Increasing Flexibility And Business
Founded in 1950, Central Cal Metals is the largest family-run laser cutting facility in the United States. Initially they used punch presses to cut out their sheet metal work such as air conditioning ducts.
About 20 years ago, they bought their first laser to be more flexible and reduce the setup time required of a punch press. Their business grew and they now have 29 Mitsubishi and Mazak lasers along with press brakes, shears, welders, grinding and finishing equipment.
They also expanded their offering to reverse engineer parts or calculate the bend allowance of a formed part. Their customers include aftermarket automotive, farm equipment, marine parts, anything made out of metal.
"We offer a variety of services such as cutting out their drawings whether they are cardboard cutouts or dxf files," says Patrick Matarazzo, production manager.
Aluminum Cutting a Problem
They had no problem cutting sheet metal, whether carbon or stainless steel. However, aluminum offers challenges for laser cutting. Because aluminum is so reflective, more powerful and expensive lasers are needed because a large percentage of the laser's cutting power is reflected away from the surface.
But there are two other disadvantages to cutting aluminum with laser.
"The light reflection from the surface of the aluminum could blow up the lenses on our lasers and the melting process often created a burr that we had to grind down," says Matarazzo. "Anything over a half-inch was a real struggle for our lasers. If we were going to grow in this area, we had to find a solution."
Initially, they considered deburring equipment but the cost for the equipment was substantial for its sole purpose.
"That's when we started considering a waterjet," explains Matarazzo. "We had heard in the past that they were slow, messy and unreliable, but as we got more information about them, we found that wasn’t necessarily the case. Waterjets have come a long way."
Searching for the Right Waterjet
They carefully examined their options, identifying and meeting with several waterjet manufacturers.

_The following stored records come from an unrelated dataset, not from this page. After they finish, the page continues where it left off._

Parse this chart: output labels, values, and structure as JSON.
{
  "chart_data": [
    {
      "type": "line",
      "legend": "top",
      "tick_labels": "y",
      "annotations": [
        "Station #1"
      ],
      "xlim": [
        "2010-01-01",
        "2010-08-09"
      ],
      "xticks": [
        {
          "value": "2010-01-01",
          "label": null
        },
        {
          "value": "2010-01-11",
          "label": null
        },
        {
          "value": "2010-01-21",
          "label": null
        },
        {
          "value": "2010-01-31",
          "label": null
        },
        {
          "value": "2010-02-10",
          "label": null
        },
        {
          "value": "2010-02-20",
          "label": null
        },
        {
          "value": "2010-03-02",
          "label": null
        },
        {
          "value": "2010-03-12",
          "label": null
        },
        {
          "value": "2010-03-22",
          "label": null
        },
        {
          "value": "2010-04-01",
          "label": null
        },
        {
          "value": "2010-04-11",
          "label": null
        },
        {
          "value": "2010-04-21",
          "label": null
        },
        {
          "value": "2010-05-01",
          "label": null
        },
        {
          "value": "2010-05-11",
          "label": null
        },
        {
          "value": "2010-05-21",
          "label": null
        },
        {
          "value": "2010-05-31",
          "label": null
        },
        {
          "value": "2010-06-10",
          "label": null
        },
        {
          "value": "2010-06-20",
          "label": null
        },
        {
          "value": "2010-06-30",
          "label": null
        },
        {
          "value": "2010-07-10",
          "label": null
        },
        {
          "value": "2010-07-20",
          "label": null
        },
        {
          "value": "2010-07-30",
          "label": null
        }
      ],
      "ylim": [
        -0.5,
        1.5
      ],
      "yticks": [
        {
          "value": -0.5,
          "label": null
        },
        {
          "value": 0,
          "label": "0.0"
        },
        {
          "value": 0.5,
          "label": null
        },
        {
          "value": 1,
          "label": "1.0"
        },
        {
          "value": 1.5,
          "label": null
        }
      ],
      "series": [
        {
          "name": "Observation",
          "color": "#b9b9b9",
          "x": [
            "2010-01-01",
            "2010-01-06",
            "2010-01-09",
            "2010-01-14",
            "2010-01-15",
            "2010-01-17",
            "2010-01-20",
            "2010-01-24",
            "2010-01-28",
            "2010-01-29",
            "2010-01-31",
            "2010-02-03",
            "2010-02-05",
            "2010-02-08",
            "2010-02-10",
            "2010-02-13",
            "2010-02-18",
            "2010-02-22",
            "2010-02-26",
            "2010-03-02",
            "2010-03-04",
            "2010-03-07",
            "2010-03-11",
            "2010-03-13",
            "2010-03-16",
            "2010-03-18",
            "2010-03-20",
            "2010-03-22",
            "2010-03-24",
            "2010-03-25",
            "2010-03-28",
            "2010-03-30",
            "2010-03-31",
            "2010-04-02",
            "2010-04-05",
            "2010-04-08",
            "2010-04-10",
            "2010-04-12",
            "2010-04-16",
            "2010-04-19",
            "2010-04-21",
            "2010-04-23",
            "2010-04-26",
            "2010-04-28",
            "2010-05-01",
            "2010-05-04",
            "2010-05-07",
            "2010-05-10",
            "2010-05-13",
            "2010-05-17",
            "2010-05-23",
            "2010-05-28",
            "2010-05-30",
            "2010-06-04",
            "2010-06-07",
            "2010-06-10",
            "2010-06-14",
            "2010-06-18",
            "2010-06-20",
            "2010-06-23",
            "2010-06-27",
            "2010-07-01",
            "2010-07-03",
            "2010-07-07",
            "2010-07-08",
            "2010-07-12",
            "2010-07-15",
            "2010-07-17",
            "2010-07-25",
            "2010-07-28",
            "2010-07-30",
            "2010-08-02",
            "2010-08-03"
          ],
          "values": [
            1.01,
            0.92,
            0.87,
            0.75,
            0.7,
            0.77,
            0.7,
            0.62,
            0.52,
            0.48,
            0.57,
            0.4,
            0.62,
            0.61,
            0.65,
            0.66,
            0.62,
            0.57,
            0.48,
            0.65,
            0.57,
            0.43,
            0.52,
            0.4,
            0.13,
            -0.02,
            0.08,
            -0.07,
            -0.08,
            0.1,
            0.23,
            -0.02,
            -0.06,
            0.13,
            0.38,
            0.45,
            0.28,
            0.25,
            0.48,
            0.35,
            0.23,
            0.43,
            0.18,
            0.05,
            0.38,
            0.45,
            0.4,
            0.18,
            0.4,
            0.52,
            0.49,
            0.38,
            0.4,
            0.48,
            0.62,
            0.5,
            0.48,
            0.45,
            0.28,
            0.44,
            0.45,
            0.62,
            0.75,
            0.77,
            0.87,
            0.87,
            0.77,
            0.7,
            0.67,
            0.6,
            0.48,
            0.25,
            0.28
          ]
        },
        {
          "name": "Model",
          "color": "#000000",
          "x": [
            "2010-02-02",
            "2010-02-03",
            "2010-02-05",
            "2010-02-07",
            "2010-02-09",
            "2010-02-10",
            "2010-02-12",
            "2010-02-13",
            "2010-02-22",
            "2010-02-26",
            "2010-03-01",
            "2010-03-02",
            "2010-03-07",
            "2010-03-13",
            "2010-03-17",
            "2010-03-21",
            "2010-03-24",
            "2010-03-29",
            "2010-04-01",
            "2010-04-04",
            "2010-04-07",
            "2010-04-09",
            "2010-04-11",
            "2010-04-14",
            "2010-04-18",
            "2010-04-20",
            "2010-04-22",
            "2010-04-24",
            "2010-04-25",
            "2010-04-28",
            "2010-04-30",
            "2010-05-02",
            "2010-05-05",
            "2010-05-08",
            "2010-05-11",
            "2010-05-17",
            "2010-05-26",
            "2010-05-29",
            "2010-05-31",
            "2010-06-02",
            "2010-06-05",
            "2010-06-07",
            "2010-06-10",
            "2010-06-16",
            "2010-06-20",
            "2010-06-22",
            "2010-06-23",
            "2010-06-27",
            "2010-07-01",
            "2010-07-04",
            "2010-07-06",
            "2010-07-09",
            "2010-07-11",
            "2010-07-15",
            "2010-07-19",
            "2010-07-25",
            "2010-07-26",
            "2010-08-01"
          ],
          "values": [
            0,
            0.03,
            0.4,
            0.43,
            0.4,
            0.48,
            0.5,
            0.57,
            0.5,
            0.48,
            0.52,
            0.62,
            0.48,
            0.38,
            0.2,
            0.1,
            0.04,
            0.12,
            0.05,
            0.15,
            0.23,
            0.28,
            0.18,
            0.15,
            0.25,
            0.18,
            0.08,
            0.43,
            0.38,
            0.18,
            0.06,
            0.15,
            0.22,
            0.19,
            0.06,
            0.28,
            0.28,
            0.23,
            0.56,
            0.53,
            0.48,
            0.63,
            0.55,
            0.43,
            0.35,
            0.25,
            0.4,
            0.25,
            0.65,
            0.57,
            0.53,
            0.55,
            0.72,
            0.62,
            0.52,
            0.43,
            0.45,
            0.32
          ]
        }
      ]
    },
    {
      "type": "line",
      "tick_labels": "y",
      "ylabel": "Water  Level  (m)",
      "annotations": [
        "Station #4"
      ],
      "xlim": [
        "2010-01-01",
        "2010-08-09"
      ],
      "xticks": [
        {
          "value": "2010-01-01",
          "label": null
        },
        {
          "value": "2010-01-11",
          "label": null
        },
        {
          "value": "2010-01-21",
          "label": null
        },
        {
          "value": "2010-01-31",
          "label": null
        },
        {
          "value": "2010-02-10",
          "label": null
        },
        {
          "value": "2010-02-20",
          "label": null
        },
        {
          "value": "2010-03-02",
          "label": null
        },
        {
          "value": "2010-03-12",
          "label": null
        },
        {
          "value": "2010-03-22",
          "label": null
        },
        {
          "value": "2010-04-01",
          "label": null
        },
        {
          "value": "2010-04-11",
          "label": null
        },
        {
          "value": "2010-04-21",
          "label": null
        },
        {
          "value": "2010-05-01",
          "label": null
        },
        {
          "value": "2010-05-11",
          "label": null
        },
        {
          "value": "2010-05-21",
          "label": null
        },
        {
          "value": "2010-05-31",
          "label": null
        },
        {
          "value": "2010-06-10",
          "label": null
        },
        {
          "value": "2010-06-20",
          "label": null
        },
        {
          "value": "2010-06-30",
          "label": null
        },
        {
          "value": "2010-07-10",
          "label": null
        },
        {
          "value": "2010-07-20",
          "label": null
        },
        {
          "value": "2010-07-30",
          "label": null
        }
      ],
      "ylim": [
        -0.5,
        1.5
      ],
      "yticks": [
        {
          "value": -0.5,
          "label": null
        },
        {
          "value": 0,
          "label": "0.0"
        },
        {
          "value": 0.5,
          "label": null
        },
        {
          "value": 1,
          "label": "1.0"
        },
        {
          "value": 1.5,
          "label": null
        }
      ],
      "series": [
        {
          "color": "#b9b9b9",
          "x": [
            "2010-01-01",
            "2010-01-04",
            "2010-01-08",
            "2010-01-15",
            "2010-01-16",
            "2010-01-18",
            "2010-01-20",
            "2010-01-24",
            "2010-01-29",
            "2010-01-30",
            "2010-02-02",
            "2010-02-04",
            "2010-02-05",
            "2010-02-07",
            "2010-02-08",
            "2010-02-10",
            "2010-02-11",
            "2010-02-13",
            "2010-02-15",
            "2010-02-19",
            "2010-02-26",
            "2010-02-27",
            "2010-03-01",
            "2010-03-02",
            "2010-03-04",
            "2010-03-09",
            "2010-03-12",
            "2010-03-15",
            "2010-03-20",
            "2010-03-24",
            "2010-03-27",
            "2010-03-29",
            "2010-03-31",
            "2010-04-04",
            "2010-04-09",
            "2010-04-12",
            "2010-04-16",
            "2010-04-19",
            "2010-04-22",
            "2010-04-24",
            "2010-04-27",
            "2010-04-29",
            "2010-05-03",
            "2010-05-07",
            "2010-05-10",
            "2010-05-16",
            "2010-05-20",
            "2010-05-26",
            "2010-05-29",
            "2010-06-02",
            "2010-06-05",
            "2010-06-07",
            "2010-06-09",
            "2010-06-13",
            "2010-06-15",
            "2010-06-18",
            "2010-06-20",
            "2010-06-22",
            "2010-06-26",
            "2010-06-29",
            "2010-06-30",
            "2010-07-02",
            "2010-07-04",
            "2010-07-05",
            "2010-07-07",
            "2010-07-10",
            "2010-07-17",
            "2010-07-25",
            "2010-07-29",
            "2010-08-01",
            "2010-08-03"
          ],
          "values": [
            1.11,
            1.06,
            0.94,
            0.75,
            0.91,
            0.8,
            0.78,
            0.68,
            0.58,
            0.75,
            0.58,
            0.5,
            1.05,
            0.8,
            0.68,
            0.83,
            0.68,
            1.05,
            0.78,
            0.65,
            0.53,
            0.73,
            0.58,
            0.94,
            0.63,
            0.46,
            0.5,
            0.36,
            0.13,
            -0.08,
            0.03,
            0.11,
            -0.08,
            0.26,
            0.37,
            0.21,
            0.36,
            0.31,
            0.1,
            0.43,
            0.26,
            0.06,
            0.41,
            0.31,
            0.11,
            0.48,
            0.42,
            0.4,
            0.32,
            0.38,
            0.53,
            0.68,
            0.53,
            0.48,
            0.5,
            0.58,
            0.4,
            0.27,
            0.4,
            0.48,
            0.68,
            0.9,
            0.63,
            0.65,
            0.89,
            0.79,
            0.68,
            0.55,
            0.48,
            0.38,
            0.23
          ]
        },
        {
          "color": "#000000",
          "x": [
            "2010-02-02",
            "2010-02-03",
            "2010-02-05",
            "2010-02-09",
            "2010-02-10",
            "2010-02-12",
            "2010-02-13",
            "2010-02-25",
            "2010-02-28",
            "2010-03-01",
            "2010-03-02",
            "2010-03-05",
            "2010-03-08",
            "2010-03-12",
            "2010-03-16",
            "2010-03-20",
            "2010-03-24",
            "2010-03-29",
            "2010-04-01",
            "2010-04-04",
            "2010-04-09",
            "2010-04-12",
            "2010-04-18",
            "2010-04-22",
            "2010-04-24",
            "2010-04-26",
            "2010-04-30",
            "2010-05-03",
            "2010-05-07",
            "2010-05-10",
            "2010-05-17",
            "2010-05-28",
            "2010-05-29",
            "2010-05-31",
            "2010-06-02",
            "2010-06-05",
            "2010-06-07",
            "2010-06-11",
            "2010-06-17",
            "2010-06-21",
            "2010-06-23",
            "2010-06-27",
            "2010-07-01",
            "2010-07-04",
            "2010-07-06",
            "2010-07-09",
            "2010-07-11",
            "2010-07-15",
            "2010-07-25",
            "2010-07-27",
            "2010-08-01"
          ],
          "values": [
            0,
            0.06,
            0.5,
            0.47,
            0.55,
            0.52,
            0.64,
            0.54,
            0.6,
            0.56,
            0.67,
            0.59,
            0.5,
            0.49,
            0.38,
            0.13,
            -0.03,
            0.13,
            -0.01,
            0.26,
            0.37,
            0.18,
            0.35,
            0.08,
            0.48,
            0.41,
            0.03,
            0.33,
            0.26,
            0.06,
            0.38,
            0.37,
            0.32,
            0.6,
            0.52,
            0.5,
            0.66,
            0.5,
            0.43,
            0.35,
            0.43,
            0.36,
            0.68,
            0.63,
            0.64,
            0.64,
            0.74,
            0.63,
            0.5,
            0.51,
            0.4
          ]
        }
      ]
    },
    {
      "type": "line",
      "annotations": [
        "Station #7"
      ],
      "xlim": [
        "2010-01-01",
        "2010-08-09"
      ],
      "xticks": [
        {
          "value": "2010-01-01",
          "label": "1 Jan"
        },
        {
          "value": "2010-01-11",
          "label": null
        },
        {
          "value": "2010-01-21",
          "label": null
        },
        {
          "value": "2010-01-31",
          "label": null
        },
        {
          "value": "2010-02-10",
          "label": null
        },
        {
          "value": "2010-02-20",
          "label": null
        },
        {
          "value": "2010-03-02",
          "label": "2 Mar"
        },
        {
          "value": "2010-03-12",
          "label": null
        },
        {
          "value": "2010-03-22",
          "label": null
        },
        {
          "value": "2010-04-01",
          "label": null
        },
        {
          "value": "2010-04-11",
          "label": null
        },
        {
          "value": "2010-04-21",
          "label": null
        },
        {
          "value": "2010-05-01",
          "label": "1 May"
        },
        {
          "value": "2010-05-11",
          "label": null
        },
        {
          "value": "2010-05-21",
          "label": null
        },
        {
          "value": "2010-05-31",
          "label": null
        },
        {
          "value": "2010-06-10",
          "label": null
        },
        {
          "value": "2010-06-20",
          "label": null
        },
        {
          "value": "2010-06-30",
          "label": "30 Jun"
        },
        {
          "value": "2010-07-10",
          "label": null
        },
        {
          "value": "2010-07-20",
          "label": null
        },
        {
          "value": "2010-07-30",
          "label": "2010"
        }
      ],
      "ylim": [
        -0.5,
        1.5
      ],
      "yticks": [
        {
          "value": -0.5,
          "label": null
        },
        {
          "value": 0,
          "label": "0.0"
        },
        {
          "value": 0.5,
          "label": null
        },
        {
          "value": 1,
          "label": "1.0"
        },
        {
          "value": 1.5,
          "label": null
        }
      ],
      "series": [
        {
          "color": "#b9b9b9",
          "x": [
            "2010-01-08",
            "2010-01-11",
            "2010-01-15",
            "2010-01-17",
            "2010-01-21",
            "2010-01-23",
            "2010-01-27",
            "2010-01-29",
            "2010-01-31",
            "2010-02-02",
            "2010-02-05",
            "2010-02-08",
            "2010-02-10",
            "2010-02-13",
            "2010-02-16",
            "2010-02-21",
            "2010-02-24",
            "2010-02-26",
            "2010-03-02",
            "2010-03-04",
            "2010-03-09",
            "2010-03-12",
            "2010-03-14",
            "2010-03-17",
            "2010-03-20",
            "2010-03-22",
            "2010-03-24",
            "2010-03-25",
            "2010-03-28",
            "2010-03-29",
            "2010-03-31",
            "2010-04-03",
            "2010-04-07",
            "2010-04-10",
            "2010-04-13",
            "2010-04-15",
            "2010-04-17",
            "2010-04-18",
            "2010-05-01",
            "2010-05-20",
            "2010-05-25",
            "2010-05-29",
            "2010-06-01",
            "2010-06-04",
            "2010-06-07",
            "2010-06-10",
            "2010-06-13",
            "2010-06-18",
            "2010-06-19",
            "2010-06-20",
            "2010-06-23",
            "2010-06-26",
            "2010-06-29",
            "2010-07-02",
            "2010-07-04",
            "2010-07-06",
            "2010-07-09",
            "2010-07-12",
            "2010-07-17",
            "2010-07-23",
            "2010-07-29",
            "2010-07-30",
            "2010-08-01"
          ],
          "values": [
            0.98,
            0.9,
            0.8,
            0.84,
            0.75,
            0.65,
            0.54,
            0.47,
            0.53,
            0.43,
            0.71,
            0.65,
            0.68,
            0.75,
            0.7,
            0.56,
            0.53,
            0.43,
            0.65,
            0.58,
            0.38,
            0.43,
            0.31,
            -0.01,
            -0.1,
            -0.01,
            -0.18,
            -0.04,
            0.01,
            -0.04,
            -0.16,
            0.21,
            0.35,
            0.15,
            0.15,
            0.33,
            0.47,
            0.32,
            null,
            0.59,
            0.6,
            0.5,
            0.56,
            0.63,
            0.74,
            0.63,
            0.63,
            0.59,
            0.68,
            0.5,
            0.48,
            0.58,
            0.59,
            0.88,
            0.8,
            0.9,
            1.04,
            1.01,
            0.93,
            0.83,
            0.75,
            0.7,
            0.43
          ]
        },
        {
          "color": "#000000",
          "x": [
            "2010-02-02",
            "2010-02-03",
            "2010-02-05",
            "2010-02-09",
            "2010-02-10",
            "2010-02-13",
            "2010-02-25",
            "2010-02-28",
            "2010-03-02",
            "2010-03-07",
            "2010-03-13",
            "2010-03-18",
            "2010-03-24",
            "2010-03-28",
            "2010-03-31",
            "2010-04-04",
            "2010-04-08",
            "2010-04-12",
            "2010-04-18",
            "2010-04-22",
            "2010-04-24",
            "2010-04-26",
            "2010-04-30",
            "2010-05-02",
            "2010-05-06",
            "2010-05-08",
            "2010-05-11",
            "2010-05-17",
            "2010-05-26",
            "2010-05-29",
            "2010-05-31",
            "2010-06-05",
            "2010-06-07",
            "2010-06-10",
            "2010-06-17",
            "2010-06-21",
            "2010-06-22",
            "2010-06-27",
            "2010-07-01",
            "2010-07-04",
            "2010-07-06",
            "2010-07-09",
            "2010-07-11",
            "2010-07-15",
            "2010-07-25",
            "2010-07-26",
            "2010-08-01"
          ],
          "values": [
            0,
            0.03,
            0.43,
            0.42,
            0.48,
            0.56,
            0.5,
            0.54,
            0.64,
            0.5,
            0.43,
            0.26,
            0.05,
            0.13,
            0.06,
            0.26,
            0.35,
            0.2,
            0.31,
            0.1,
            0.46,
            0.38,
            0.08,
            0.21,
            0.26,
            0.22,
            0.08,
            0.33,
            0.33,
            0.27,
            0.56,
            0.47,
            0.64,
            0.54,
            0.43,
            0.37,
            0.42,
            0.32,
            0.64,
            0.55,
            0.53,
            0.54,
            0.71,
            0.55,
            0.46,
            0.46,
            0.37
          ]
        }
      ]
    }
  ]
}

"We designed a part that is fairly simple but difficult to cut on a laser," Matarazzo explained. "We then took field trips to their locations, handed the drawing to their demo lab personnel and carefully monitored the whole process from programming through finished part. How easy was it to program? How fast was the process from start to finish? What was the quality of the cut?"
Central Cal Metals considered systems with direct drive and intensifier pumps with pressures ranging from 55,000 psi to 94,000 psi.
They selected a Mach 3 four meter by two meter (13’ x 6 1/2’) waterjet from Flow International with Dynamic Waterjet® and a HyperJet® pump rated to 94,000 psi.
"Dynamic Waterjet impressed us with its ability to eliminate taper without sacrificing speed," says Matarazzo.
"The HyperJet pump was also a clear winner. Having a variety of lasers with power ranging from 1000 to 4000 watts, we understood the concept that higher water pressure, just like a laser’s higher wattage, cuts material faster. The combination of Dynamic Waterjet and the HyperJet pump is unbeatable for fast, accurate parts."
They were also impressed with the FlowMaster® software's easy to use point-and-click programming. Another benefit they identified was Flow's extensive support network of Field Service Engineers so that if a problem did arise, an expert could be quickly dispatched to solve it.
They let their customers know of their new machine tool and their waterjet business grew quickly. Material thickness is no longer an issue.
They now have a capacity of cutting material 5" and more and are now typically cutting 1" aluminum and stainless as well as 1 1/2" mild steel on their waterjet.
It has also allowed them to cut exotic materials such as Inconel and composites as well as titanium and rubber. "With lasers, we have to worry about the quality of the material we are cutting. With a waterjet, we don’t need premium material," says Matarazzo. "It cuts aluminum like butter with no burr so it's really improved our throughput."
The ability to now cut rubber has allowed them to quickly produce virtually any shape. There is no need to have a die made so small lot sizes are cost effective for their customers.
Their waterjet business grew so quickly that a second was added ten months later. "We were pleased with the system, training and support we received from Flow. So, we bought the same equipment, just with a larger bed."
Their second system is a seven meter by two meter (24' x 6 1/2') Mach 3, again with Dynamic Waterjet and a HyperJet. Both systems now run eight to ten hours a day five days a week.
Thicker materials, a wide variety of materials, and fast throughput have increased their customer satisfaction and their business.